Bears are potential agents of natural selection acting on salmon populations. (A) Under the “normal” scenario, bear predation is distributed throughout the salmon run because elderberry ripen later in the season. (B) Under this scenario, there is little potential for selection by bears on salmon arrival timing. (C) Under the “warming” scenario, when elderberry fruits early and overlaps more with salmon, bears feed on early-arriving salmon and then switch to elderberry. (D) This diet switch generates natural selection on salmon arrival timing that favors late-arriving fish, setting up the potential for evolution of progressively later arrival of salmon to the spawning grounds.

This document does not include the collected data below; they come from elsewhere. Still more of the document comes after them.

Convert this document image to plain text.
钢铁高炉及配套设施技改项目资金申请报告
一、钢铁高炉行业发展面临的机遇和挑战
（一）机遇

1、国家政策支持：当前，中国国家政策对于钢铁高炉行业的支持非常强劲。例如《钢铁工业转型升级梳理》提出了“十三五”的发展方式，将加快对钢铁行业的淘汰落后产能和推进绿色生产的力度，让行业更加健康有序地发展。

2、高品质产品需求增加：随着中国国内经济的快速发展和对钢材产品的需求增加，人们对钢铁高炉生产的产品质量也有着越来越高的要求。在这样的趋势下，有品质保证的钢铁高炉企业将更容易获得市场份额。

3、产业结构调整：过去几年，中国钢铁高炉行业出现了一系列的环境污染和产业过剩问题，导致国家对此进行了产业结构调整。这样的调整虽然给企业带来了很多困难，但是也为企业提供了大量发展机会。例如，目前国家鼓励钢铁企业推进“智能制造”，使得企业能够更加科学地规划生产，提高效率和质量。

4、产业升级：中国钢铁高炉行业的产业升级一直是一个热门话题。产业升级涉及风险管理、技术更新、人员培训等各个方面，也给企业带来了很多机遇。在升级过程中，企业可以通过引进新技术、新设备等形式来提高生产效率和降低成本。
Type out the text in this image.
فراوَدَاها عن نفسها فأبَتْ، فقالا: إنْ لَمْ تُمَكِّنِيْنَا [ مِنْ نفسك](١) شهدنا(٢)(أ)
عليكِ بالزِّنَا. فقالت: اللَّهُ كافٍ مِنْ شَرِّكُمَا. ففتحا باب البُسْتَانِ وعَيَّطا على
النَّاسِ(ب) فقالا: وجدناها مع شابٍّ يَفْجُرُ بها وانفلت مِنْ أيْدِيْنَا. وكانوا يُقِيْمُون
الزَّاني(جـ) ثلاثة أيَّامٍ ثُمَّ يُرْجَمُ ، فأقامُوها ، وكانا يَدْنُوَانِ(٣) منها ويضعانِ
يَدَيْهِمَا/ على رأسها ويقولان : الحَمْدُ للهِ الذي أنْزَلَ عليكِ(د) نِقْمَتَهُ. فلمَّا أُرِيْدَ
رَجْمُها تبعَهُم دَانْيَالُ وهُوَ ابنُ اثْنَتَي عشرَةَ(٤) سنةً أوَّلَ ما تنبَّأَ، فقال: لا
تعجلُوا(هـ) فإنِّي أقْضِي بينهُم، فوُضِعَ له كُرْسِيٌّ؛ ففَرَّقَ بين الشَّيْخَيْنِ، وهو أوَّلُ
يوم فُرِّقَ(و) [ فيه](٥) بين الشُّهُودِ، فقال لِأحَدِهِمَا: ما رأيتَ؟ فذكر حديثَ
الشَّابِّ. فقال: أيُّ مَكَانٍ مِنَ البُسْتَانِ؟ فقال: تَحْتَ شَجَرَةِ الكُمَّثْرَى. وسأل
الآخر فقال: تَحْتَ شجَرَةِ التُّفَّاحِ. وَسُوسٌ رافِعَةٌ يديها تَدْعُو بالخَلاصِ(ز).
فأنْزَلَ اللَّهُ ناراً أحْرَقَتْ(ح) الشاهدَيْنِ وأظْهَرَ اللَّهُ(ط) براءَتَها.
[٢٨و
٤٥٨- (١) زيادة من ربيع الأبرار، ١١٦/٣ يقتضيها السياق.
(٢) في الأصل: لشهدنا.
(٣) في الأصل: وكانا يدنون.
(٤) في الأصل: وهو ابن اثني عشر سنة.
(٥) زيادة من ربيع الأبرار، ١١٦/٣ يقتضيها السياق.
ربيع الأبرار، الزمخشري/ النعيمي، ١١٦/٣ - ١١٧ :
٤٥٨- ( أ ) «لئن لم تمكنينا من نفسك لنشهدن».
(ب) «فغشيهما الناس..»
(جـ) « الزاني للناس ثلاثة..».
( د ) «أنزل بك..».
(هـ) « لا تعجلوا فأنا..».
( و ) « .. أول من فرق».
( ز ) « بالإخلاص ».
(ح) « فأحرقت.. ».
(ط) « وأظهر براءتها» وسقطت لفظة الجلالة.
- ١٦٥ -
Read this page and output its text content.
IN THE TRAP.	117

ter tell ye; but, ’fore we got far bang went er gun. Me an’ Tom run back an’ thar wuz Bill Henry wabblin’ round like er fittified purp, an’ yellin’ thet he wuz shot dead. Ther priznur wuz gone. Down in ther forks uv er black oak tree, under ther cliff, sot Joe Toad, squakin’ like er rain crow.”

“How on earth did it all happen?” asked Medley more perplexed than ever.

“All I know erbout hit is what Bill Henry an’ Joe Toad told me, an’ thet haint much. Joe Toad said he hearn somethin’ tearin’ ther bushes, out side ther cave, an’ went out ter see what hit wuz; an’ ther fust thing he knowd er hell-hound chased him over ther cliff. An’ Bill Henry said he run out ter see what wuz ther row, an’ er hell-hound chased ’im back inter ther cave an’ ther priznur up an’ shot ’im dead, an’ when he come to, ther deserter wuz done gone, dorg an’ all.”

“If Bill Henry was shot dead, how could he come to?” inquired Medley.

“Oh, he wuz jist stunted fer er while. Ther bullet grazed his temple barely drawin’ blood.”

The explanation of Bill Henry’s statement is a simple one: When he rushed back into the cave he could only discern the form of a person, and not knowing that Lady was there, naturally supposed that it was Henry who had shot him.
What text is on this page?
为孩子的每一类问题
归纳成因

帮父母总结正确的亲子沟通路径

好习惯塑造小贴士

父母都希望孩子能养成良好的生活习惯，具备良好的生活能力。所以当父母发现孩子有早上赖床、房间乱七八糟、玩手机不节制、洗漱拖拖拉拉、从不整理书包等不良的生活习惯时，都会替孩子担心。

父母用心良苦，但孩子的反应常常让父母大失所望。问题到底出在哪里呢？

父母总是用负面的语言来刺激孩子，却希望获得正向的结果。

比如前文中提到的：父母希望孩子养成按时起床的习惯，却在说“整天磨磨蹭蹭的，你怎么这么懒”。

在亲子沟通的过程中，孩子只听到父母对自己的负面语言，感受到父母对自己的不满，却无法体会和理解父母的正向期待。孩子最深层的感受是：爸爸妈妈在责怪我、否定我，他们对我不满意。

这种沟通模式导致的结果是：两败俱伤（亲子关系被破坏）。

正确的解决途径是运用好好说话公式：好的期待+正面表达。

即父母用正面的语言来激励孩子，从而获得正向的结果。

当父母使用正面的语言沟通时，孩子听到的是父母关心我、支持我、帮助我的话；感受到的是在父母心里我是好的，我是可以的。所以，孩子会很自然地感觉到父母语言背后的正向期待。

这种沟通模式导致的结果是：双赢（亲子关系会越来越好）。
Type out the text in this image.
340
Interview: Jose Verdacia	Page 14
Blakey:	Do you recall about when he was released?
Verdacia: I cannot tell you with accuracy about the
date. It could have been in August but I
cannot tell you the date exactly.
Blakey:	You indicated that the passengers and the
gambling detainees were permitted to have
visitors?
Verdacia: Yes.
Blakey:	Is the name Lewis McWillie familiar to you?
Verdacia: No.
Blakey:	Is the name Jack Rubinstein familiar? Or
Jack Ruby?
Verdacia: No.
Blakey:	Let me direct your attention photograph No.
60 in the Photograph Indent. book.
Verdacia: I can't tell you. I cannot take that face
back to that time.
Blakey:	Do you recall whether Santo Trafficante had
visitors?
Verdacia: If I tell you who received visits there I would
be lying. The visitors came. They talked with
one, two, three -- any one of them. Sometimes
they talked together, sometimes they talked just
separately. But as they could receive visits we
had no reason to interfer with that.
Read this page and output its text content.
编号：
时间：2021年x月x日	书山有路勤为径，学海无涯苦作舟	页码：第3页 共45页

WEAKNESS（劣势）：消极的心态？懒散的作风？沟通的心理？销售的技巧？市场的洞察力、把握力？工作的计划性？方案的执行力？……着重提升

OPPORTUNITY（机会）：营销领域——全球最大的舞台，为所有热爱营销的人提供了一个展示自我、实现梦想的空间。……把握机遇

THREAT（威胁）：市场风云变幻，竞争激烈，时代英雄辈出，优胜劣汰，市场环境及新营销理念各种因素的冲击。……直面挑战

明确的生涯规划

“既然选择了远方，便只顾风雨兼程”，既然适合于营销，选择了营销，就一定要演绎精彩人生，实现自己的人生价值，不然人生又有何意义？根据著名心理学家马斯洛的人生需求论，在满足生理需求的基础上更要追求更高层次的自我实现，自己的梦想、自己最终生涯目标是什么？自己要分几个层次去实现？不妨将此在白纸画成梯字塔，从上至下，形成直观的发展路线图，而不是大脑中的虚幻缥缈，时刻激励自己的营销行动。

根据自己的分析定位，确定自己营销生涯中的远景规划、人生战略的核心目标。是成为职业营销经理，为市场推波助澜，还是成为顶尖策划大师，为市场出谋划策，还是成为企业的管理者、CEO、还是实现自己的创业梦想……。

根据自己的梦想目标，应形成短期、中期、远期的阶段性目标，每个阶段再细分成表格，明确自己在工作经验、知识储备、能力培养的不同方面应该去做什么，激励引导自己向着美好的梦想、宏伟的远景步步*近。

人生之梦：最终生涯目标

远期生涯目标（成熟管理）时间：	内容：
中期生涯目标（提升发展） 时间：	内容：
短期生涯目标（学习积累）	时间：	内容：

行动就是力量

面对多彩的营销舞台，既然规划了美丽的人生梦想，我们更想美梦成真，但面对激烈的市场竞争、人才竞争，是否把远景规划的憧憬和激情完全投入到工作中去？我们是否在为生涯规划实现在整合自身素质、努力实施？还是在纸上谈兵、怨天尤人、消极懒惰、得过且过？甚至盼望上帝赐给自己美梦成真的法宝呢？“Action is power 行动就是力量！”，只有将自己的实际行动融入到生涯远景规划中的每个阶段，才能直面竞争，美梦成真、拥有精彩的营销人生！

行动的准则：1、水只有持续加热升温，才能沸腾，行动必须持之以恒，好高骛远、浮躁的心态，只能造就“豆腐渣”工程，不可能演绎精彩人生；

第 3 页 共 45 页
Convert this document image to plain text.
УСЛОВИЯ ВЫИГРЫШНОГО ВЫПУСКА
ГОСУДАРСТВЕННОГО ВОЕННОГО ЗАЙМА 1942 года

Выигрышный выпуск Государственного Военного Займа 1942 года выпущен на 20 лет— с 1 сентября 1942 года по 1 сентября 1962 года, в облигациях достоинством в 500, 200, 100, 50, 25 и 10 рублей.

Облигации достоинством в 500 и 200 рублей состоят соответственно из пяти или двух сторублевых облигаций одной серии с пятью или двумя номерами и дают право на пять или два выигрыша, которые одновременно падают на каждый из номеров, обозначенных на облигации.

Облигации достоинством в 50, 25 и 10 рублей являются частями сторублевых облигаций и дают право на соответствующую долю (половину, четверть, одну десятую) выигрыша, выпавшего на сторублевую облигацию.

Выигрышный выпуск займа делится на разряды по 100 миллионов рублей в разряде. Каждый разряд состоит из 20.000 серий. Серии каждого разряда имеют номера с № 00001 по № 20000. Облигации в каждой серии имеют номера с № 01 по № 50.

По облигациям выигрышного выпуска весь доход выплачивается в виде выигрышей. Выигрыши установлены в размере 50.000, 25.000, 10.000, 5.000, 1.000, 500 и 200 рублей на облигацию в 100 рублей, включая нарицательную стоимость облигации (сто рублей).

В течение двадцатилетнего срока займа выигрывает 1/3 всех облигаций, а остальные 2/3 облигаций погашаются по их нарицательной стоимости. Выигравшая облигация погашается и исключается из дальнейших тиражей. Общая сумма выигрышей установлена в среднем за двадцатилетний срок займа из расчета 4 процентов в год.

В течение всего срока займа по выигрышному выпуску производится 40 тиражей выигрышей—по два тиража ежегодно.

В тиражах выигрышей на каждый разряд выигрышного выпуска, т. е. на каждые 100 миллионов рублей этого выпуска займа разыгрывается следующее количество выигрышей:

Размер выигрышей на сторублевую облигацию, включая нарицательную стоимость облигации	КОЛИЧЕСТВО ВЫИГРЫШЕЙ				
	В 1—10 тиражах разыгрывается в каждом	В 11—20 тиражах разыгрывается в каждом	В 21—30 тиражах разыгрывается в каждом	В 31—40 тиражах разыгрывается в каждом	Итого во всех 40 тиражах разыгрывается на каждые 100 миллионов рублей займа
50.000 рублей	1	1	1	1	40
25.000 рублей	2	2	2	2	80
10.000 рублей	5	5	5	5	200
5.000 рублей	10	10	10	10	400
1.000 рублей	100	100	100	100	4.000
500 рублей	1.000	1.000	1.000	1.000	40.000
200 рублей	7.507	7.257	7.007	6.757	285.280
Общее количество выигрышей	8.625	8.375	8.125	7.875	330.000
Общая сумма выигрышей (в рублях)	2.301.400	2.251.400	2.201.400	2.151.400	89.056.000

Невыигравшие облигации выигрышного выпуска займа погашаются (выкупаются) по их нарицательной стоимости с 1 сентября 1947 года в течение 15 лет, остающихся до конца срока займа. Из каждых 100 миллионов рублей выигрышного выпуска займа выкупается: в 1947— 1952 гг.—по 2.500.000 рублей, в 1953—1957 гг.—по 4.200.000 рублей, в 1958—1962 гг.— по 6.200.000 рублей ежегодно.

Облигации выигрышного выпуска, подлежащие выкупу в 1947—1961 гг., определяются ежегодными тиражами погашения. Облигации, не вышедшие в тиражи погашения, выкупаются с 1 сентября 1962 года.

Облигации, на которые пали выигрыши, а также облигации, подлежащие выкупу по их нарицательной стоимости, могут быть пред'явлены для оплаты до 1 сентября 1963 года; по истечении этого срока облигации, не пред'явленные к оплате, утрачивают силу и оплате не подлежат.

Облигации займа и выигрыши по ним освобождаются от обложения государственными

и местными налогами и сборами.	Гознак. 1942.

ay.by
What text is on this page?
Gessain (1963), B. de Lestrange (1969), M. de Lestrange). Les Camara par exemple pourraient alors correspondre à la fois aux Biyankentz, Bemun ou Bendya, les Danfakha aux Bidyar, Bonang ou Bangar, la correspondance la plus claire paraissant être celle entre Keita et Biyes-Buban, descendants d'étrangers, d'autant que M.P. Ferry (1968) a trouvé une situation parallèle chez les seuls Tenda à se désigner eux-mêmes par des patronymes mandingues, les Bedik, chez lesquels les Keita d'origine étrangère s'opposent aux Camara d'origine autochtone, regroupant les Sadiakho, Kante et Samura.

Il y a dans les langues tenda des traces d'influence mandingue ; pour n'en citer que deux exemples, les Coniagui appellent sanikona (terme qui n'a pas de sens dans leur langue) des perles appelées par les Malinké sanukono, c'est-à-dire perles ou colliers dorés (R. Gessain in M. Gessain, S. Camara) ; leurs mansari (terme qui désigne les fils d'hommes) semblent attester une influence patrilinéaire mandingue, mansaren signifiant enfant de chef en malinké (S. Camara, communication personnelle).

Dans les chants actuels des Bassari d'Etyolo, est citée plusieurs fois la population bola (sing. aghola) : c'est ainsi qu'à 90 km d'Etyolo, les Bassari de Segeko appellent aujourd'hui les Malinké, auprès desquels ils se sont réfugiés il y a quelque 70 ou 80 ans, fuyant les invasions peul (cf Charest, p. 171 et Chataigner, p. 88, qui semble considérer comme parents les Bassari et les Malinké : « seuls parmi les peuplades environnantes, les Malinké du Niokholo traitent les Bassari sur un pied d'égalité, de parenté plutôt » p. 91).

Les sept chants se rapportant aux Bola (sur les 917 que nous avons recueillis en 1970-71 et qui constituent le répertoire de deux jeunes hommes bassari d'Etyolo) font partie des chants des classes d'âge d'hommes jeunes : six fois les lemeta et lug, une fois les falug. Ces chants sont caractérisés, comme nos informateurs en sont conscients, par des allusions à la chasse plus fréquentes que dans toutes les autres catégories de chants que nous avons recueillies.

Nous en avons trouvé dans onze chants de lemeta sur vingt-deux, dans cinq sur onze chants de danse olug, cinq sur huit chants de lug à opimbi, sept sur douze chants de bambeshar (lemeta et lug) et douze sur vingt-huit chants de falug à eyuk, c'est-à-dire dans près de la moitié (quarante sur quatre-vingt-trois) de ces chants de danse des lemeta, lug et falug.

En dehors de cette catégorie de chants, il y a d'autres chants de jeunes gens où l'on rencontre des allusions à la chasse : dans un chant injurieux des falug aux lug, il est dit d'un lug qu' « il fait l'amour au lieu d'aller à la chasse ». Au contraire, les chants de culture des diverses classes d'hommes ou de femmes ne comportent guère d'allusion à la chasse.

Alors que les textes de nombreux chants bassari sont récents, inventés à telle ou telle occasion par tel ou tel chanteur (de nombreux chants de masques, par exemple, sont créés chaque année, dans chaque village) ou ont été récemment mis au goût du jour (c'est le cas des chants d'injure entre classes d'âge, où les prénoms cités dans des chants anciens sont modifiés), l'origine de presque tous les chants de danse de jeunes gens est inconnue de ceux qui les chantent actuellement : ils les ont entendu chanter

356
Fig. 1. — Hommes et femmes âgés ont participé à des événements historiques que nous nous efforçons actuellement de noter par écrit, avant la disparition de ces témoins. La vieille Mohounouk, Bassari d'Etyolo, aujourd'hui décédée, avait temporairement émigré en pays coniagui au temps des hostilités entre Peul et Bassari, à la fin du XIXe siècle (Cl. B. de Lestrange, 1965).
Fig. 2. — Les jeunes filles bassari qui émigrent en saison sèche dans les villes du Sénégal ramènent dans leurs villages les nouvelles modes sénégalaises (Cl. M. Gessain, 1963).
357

Beyond the ecological and evolutionary implications for coastal ecosystems around the Pacific rim, the results of Deacy et al. (4) call attention to the potential for climate change to synchronize resource pulses, thereby disrupting the ability of generalist consumers to capitalize on different resource pulses. Moreover, they emphasize that changes in relative phenology of prey—and not just their relative abundance—can drive diet switches of generalist consumers. Both results push the conversation of how climate change will impact food webs beyond pairs of interacting species, a refreshing step. A broader message is that that species will do better when they have multiple food options throughout the year. In the near-pristine watersheds studied by Deacy et al. (4), bears have other food options and the landscape connectivity needed to ride different resource waves. However, adding hatcheries, mines, or other perturbations could alter the temporal availability and abundance of different resources as well as the ability of mobile consumers to exploit them.